I made them define each emotion first. Then each day they picked one and wrote about how they were experiencing it. For me, it was an amazing moment as a teacher. The students wrote deeply personal things- well most of them. For some of them, it didn't feel safe to expose their "vulnerabilities." They were taught feeling isn't good. And those were the ones in constant trouble. 

That experience plus now reading several parenting books on giving our children an emotional vocabulary resonates with my heart. 

I sincerely believe our children and our greater world needs emotional literacy. 

Now, when my child screams and cries to get in his carseat, I use the words to explain his emotions and why: "Larsen is angry right now. He doesn't want to be in his carseat."

Or when I get him from the gym childcare after a workout: "Are you angry at Momma for leaving you? I'm back now, but you can still be angry."

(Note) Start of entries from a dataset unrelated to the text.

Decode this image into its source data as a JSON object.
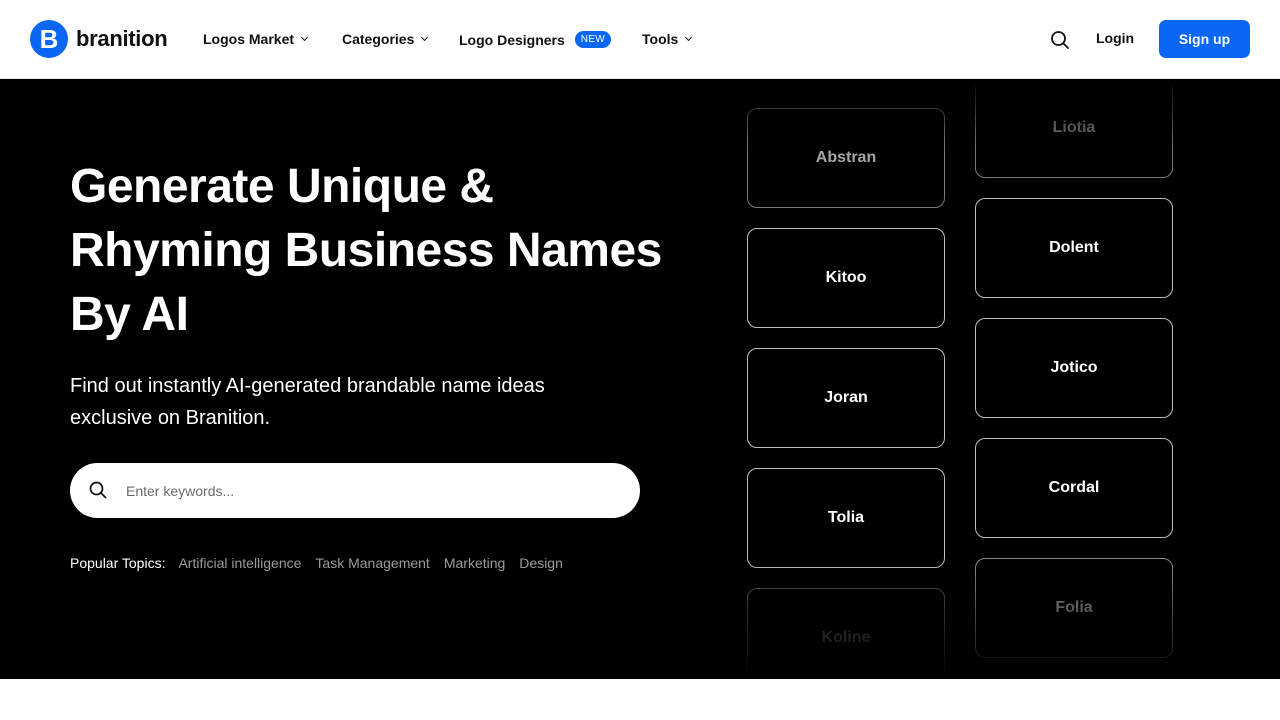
{
  "brand": {
    "name": "branition",
    "mark": "B",
    "color": "#0a66f5"
  },
  "nav": {
    "items": [
      {
        "label": "Logos Market"
      },
      {
        "label": "Categories"
      },
      {
        "label": "Logo Designers",
        "badge": "NEW"
      },
      {
        "label": "Tools"
      }
    ],
    "login_label": "Login",
    "signup_label": "Sign up"
  },
  "hero": {
    "headline": "Generate Unique & Rhyming Business Names By AI",
    "subtitle": "Find out instantly AI-generated brandable name ideas exclusive on Branition.",
    "search_placeholder": "Enter keywords...",
    "search_value": "",
    "popular_label": "Popular Topics:",
    "popular_topics": [
      "Artificial intelligence",
      "Task Management",
      "Marketing",
      "Design"
    ]
  },
  "name_cards": {
    "left_column": [
      "Abstran",
      "Kitoo",
      "Joran",
      "Tolia",
      "Koline"
    ],
    "right_column": [
      "Liotia",
      "Dolent",
      "Jotico",
      "Cordal",
      "Folia"
    ]
  }
}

The site Early Childhood Learning and Knowledge Center relates how we parents can foster emotional literacy:
Express Your Own Feelings. One way to help children learn to label their emotions is to have healthy emotional expression modeled for them by the adults in their lives. For example, a teacher who knocked over all the glitter can say, “Oh boy, is that frustrating. Oh well, I’d better take a deep breath and figure out how to clean it up.” Or a parent who just got word that she got a promotion at work can say, “Wow! I am so excited about this! I feel proud of myself for working so hard.” Parents, teachers, and child care providers can make a point to talk out loud about their feelings as they experience them throughout the day. 
Label Children’s Feelings. As adults provide feeling names for children’s emotional expressions, a child’s feeling vocabulary grows. Throughout the day, adults can attend to children’s emotional moments and label feelings for the children. For example, as a child runs for a swing, another child reaches it and gets on. The first child begins to frown. The teacher approaches her and says, “You look a little disappointed about that swing.” Or a boy’s grandmother surprises him by picking him up at childcare. The boy screams, “Grandma!” and runs up to hug her. The child care provider says, “Oh boy, you look so happy and surprised that your grandma is here!” As children’s feeling vocabulary develops, their ability to correctly identify feelings in themselves and others also progresses. 
Play Games, Sing Songs, and Read Stories with New Feeling Words. Adults can enhance children’s feeling vocabularies by introducing games, songs, and storybooks featuring new feeling words. Teachers and other caregivers can adapt songs such as “If you’re happy and you know it” with verses such as “If you’re frustrated and you know it, take a breath”; “If you’re disappointed and you know it, tell a friend”; or “If you’re proud and you know it, say ‘I did it!’”

And this new discourse isn't something that comes naturally to most. I think becoming a parent is like learning a new language. It's tremendously challenging. But I have learned so much about myself over the past year and a half - and that's awesome. Even I have learned at my old age to finally name and process my emotions- and I feel more calm, centered, and in control of my life.

We do need more parental guidance in this world, but it's not helping our children by being bullies with an open hand or stronger disciplinarians who teach them the meaning of respect with a belt.  We need to be competent emotional mentors with a strong presence as parents to guide our children. 

I think the answer lies with a more psychological approach that comes with understanding human development which acknowledges a child's sensitive emotional nature and gives them the words to articulate these natural modes of being.